At the weekend, Mrs Howe and I attended the Lambeth Country Show. It represents itself as a cultural showcase for the citizens of the borough. Yet, apart from the miserable funfair, which returns year after year, the youths are neither catered for nor represented. On the music stage were reggae acts of yesteryear for an audience of oldies. On the stalls, there was nothing for young people to buy or sell. Oh yes, there was a huddle of seven children (I counted them) drawing images - which they could easily have done at home.
Young men stood around with surly faces screwed up in discontent. One group of young blacks dressed in grey tracksuits, with hoods half covering their faces, looked positively menacing. They stood about, interested in nothing and threatening everything. In any south London park, stuck to a building or a tree, you will find a notice drawing attention to the punishment for antisocial behaviour. You will not find a single notice welcoming young people and pointing them to activities in which they may participate.

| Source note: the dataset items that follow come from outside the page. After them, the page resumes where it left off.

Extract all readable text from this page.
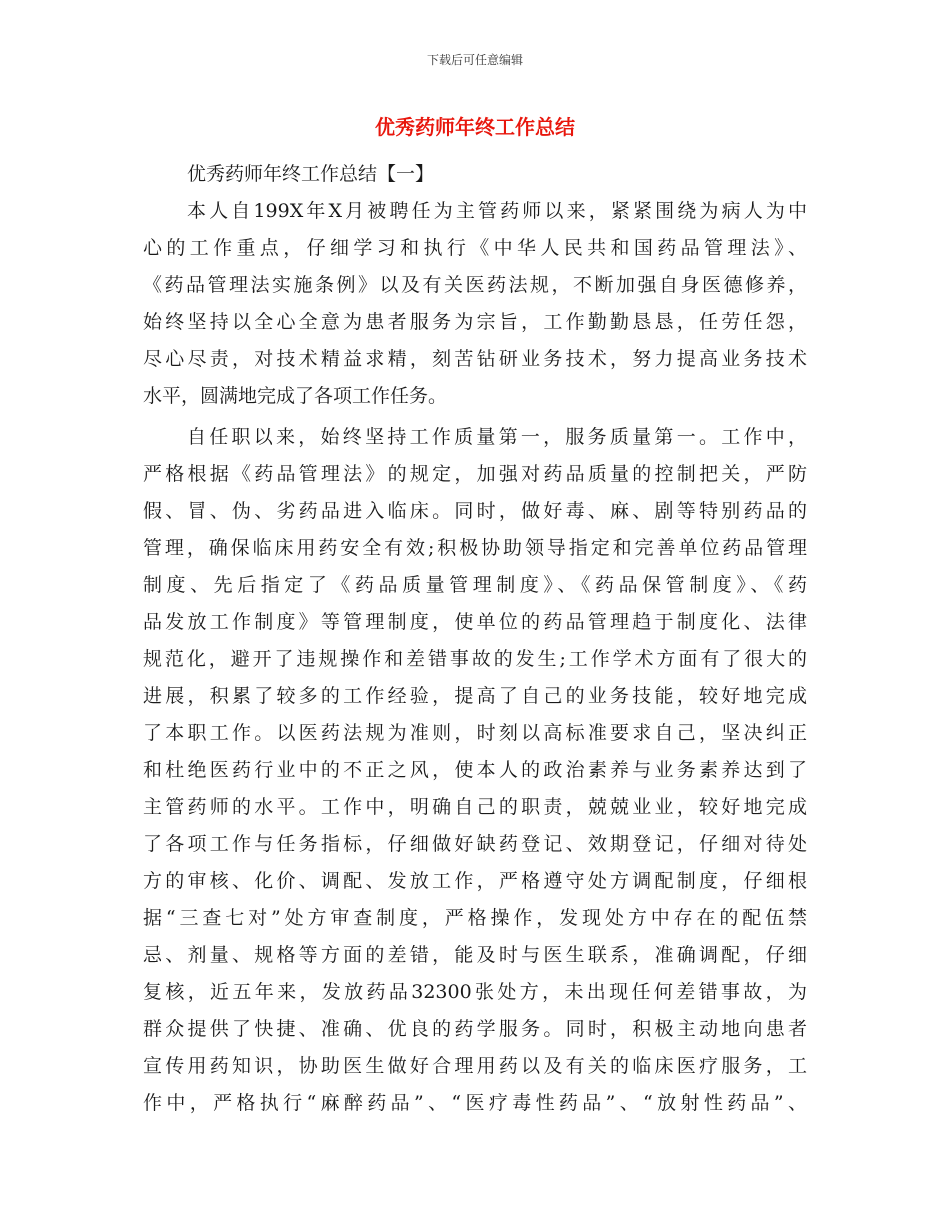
下载后可任意编辑
优秀药师年终工作总结
优秀药师年终工作总结【一】
本人自199X年X月被聘任为主管药师以来，紧紧围绕为病人为中
心的工作重点，仔细学习和执行《中华人民共和国药品管理法》、
《药品管理法实施条例》以及有关医药法规，不断加强自身医德修养，
始终坚持以全心全意为患者服务为宗旨，工作勤勤恳恳，任劳任怨，
尽心尽责，对技术精益求精，刻苦钻研业务技术，努力提高业务技术
水平，圆满地完成了各项工作任务。
自任职以来，始终坚持工作质量第一，服务质量第一。工作中，
严格根据《药品管理法》的规定，加强对药品质量的控制把关，严防
假、冒、伪、劣药品进入临床。同时，做好毒、麻、剧等特别药品的
管理，确保临床用药安全有效;积极协助领导指定和完善单位药品管理
制度、先后指定了《药品质量管理制度》、《药品保管制度》、《药
品发放工作制度》等管理制度，使单位的药品管理趋于制度化、法律
规范化，避开了违规操作和差错事故的发生;工作学术方面有了很大的
进展，积累了较多的工作经验，提高了自己的业务技能，较好地完成
了本职工作。以医药法规为准则，时刻以高标准要求自己，坚决纠正
和杜绝医药行业中的不正之风，使本人的政治素养与业务素养达到了
主管药师的水平。工作中，明确自己的职责，兢兢业业，较好地完成
了各项工作与任务指标，仔细做好缺药登记、效期登记，仔细对待处
方的审核、化价、调配、发放工作，严格遵守处方调配制度，仔细根
据“三查七对”处方审查制度，严格操作，发现处方中存在的配伍禁
忌、剂量、规格等方面的差错，能及时与医生联系，准确调配，仔细
复核，近五年来，发放药品32300张处方，未出现任何差错事故，为
群众提供了快捷、准确、优良的药学服务。同时，积极主动地向患者
宣传用药知识，协助医生做好合理用药以及有关的临床医疗服务，工
作中，严格执行“麻醉药品”、“医疗毒性药品”、“放射性药品”、
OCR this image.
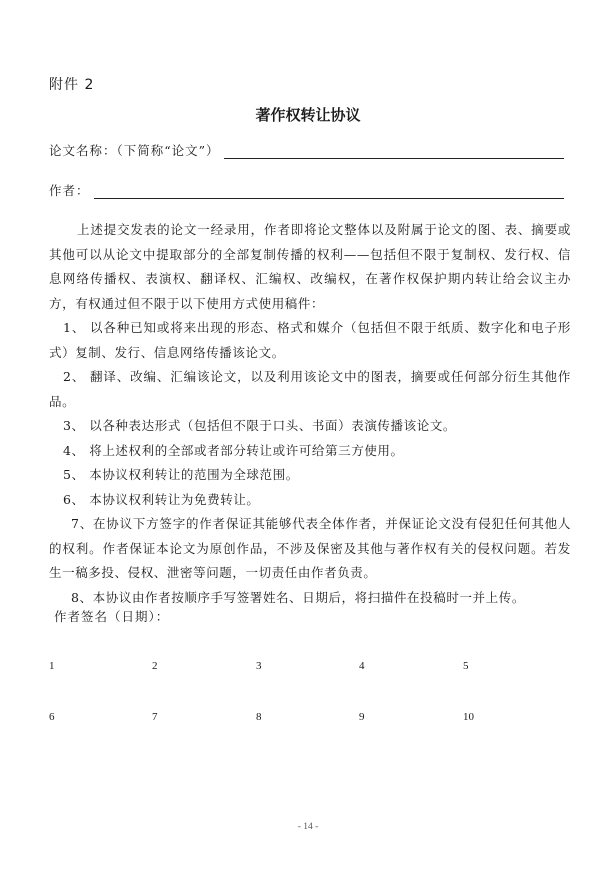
附件 2
著作权转让协议
论文名称：（下简称“论文”）
作者：

上述提交发表的论文一经录用，作者即将论文整体以及附属于论文的图、表、摘要或其他可以从论文中提取部分的全部复制传播的权利——包括但不限于复制权、发行权、信息网络传播权、表演权、翻译权、汇编权、改编权，在著作权保护期内转让给会议主办方，有权通过但不限于以下使用方式使用稿件：

1、 以各种已知或将来出现的形态、格式和媒介（包括但不限于纸质、数字化和电子形式）复制、发行、信息网络传播该论文。

2、 翻译、改编、汇编该论文，以及利用该论文中的图表，摘要或任何部分衍生其他作品。

3、 以各种表达形式（包括但不限于口头、书面）表演传播该论文。

4、 将上述权利的全部或者部分转让或许可给第三方使用。

5、 本协议权利转让的范围为全球范围。

6、 本协议权利转让为免费转让。

7、在协议下方签字的作者保证其能够代表全体作者，并保证论文没有侵犯任何其他人的权利。作者保证本论文为原创作品，不涉及保密及其他与著作权有关的侵权问题。若发生一稿多投、侵权、泄密等问题，一切责任由作者负责。

8、本协议由作者按顺序手写签署姓名、日期后，将扫描件在投稿时一并上传。

作者签名（日期）：
1	2	3	4	5
6	7	8	9	10
- 14 -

Saturated in binge drinking, they turn on each other. Teddy boys and girls of the 1950s were guilty of being disorderly. In the 1960s, mods fought rockers on the seafronts and, later, white youths went in for Paki-bashing. But nothing resembles the alienation of the youths of today.
Once, hundreds of youth clubs flowered. I volunteered at one in west London. But the authorities, both church and state, slashed budgets until the clubs were all but destroyed.
Young people occupy the streets all year, chasing their tails and those of others. They pass their working parents like strangers in the night. The consequences in the Caribbean community have been dire. The dead bodies proliferate. I can point to four young men, here in south London within a mile radius, who were shot dead in the past year. There is an unprecedented increase in police numbers and in youths carrying guns.
I do not believe in all these new measures to enforce "law and order". We need to rescue young people, not tag them.